Theme 4: Going for goals!
This theme focuses primarily on the key aspect of motivation, with a subsidiary focus on self-awareness. It gives an important opportunity for all children’s abilities, qualities and strengths to be valued.

The Going for goals theme provides opportunities for children to reflect on themselves as individuals, particularly their strengths as learners and how they learn most effectively.

Each set of activities focuses on the underlying prerequisites for successful goal-directed learning and behaviour: for example, taking responsibility and building feelings of confidence and self-efficacy – the belief that what you do makes a difference.

Goal-directed behaviour is only valuable if we are able to make wise and balanced choices about our goals, so this theme provides opportunities for children to consider this and to practise problem-solving strategies.

Theme 5: Good to be me
This theme is the first of two focusing specifically on feelings. It explores feelings in the context of the child as an individual, developing self-awareness and helping the child to realise that it really is ‘Good to be me’.

The theme is about understanding our feelings as well as considering our strengths and weaknesses as learners. It aims to develop knowledge, understanding and skills in three key social and emotional aspects of learning: self-awareness, managing feelings and empathy. The theme focuses on:

Theme 6: Relationships

This theme is the second of two focusing specifically on feelings. It explores feelings within the context of our important relationships including family and friends. The theme aims to develop knowledge, understanding and skills in three key social and emotional aspects of learning: self-awareness, managing feelings and empathy.

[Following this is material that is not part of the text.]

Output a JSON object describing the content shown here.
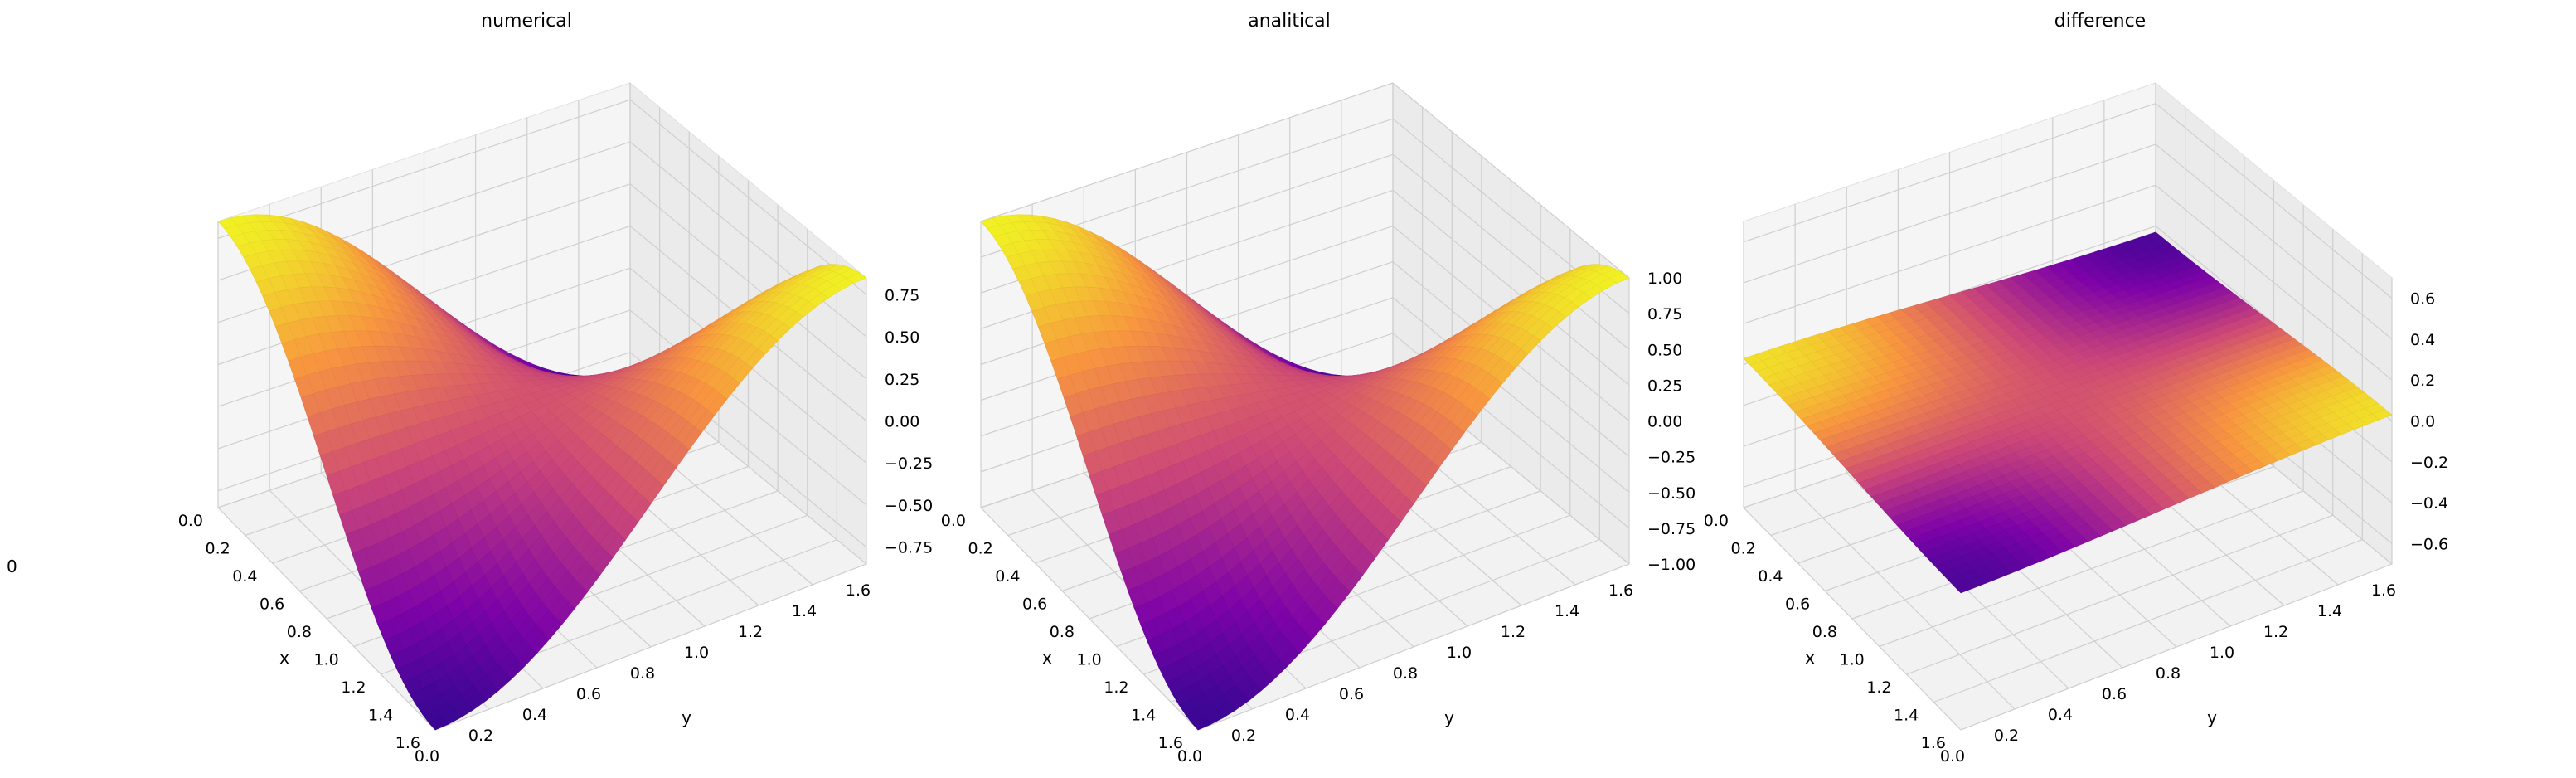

In addition, there is a focus throughout the theme on helping children understand the feelings associated with an experience that we all need to cope with at some time: that of loss – whether of a favourite possession, a friend, a family home or a loved one.

Theme 7: Changes
This theme tackles the issue of change and aims to equip children with an understanding of different types of change, positive and negative, and common human responses to it.

The theme seeks to develop children’s ability to understand and manage the feelings associated with change. It aims to develop knowledge, understanding and skills in three key social and emotional aspects of learning: motivation, social skills and managing feelings.